Il poursuit : «On est plus sur une logique de mafia  qui se procure par le vol un bateau de pêche côtier pour organiser des traversées de mer vers les îles Canaries», dit encore le président de la fédération, Mhidi. Mais pas seulement. Il pointe des mafias de contrebande. Il évoque l’affaire du  deuxième senneur «Housseine», lequel  a été brûlé par ses voleurs quand ils sont arrivés à Lanzarote, une île espagnole située à l’est de l’archipel des Canaries.

«Pourquoi va-t-on brûler un bateau, comment l’expliquer si ce n’est pour cacher quelque chose qu’on ne veut pas que les autorités sécuritaires découvrent», dit encore le président de la fédération des chambres des pêches maritimes.

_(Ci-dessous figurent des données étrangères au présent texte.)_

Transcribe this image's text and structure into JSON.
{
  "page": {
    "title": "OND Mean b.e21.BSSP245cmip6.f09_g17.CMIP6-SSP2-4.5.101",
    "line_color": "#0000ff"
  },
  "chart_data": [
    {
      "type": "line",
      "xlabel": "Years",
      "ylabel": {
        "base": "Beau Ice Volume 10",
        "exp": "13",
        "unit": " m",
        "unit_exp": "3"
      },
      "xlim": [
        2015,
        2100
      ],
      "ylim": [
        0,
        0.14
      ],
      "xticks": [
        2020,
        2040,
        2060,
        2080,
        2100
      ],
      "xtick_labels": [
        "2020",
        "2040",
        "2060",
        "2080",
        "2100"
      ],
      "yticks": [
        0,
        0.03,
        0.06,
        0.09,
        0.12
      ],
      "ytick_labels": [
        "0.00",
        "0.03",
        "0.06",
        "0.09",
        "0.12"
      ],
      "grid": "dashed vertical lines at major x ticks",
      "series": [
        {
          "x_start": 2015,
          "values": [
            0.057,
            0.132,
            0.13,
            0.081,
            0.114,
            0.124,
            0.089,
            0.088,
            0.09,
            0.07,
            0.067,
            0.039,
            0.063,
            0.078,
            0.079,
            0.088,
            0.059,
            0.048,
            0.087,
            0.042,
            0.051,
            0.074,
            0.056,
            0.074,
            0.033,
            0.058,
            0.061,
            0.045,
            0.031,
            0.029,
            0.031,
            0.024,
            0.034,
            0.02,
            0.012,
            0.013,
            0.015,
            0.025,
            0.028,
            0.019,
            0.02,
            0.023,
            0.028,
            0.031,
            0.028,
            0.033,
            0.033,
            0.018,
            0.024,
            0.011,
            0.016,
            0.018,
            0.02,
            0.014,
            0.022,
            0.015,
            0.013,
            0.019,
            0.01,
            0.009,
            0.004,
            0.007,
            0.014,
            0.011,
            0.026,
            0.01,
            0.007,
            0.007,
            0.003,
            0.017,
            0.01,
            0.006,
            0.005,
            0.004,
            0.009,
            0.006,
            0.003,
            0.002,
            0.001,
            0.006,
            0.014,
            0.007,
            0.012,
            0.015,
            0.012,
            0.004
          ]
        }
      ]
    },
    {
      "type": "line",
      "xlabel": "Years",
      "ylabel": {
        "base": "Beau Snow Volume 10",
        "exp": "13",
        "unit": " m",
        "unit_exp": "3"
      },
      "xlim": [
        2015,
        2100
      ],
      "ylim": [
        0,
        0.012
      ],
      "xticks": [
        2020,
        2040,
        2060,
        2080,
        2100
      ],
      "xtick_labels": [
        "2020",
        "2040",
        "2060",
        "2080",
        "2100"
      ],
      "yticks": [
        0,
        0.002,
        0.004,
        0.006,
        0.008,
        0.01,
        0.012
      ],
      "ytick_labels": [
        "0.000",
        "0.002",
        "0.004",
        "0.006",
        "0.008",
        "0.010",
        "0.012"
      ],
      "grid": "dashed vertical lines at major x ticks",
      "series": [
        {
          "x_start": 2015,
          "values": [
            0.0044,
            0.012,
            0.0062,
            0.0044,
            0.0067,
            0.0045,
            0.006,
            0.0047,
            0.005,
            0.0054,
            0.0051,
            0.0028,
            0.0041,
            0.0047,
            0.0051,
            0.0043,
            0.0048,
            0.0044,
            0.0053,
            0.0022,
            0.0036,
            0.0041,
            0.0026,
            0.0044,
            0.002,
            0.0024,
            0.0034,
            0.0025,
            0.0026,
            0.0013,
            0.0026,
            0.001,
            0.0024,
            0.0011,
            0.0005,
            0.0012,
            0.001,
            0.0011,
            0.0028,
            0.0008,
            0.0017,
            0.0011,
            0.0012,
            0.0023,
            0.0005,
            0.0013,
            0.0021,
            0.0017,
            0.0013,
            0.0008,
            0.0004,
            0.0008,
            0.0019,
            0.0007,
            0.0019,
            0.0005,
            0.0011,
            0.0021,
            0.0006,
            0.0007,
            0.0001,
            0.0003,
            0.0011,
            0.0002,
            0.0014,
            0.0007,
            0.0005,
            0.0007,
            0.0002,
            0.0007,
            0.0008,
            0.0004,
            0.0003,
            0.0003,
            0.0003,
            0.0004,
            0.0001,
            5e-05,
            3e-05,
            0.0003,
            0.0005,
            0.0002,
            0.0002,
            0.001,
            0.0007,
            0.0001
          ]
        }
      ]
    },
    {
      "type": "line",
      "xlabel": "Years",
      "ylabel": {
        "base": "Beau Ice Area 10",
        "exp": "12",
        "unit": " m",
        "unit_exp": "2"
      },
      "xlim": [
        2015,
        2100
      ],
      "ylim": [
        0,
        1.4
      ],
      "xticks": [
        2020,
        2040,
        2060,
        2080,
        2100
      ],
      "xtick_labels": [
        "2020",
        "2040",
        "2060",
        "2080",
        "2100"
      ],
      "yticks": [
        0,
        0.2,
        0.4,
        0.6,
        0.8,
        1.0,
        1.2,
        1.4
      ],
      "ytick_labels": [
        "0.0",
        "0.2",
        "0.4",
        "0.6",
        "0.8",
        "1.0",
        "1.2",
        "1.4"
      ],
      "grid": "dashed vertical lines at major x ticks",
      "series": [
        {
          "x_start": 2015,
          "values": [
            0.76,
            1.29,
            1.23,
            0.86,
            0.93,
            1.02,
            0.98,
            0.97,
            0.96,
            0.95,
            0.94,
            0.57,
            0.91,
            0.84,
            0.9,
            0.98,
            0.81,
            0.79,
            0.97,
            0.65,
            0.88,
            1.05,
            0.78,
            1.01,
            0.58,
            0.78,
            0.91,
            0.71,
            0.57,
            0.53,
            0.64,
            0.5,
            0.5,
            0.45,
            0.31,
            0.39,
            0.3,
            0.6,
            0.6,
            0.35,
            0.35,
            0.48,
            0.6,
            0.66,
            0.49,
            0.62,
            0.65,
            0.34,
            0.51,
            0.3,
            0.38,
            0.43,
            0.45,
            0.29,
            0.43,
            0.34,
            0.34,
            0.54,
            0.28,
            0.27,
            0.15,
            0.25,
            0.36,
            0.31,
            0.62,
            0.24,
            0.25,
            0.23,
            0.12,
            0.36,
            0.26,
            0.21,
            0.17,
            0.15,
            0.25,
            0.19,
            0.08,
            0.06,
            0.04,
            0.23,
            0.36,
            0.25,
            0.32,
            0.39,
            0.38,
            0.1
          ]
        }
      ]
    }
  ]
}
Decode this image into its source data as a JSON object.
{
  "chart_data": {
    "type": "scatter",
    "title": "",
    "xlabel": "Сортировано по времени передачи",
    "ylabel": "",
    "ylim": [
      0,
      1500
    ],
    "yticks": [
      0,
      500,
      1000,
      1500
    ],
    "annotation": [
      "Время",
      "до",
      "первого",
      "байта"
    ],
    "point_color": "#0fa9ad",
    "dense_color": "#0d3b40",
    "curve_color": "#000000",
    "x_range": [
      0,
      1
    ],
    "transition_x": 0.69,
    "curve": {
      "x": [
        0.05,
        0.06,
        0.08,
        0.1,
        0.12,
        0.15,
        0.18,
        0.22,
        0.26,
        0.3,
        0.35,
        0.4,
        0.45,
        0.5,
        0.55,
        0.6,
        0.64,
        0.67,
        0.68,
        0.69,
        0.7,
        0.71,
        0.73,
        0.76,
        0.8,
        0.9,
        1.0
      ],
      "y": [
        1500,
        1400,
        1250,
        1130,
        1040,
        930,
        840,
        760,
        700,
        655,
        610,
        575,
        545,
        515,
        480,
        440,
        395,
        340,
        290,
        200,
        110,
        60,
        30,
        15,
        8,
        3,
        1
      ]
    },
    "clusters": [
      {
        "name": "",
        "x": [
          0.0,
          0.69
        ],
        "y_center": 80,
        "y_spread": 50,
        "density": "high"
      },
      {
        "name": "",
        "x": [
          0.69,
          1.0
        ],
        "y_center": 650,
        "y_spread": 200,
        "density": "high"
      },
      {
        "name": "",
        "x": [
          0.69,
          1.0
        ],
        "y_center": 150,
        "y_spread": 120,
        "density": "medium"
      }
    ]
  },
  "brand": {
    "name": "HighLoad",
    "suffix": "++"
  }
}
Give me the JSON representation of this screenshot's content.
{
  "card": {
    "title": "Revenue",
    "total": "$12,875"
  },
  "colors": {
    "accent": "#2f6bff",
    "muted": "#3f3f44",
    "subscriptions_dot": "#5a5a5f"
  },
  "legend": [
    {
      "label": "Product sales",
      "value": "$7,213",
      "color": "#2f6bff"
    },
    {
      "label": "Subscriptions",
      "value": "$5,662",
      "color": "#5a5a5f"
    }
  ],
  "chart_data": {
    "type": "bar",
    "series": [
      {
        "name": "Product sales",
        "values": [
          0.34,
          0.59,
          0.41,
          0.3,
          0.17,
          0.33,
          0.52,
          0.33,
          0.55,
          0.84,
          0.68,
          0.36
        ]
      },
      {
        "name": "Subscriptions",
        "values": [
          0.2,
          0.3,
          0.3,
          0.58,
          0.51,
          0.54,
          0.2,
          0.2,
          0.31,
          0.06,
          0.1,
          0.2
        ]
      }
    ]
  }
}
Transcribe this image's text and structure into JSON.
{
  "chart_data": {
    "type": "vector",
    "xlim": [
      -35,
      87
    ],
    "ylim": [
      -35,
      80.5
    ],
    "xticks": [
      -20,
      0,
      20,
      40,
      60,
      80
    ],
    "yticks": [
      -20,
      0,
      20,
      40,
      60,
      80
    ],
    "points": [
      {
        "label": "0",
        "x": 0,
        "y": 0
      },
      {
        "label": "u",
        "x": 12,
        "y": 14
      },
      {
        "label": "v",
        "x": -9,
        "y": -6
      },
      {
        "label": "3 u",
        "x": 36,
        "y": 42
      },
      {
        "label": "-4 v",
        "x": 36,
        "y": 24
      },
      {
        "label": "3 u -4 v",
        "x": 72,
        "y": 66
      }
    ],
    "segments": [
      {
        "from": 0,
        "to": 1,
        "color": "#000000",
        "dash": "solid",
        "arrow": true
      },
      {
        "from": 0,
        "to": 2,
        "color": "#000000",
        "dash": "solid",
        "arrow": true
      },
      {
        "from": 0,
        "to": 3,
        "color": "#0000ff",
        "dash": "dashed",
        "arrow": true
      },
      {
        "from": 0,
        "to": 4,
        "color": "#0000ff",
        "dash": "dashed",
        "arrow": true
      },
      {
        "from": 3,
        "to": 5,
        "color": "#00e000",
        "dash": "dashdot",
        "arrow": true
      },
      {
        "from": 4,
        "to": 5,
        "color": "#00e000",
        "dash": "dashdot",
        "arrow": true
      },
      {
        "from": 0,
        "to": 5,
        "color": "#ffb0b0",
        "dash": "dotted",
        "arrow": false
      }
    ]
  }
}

Le président de la fédération ne mâche pas ses mots. «Les malfaiteurs sont sortis du port sans l’autorisation de la capitainerie.  Ils ont pu échapper à leur vigilance. Ils ont réussi quand même à traverser la mer entre Agadir et les îles Canaries. Et finalement, ils sont arrivés en Espagne», «Il va falloir être vigilants sur la surveillance dans les ports de pêche», « Il ne faut pas que ça donne des idées aux autres. Maintenant il va falloir trouver des solutions à ce phénomène. Car ça devient grave», dit Larbi Mhidi. Si on ne fait rien, conclut-il, le phénomène des vols de bateaux de pêche côtiers pourrait s’accentuer

Ces vols inédits préoccupent les membres de cette fédération. Le 24 septembre, la fédération a interpellé le Gouvernement Akhannouch sur le vol des bateaux de pêche côtiers (pélagique) au Maroc. Dans une lettre adressée le 24 septembre 2025, au Chef de gouvernement, et dont Le Reporter détient copie, la fédération demande son intervention urgente pour protéger les bateaux de pêche côtiers des vols et ouvrir un dialogue avec le gouvernement espagnol concernant la demande d’asile par « ces voleurs de bateau ».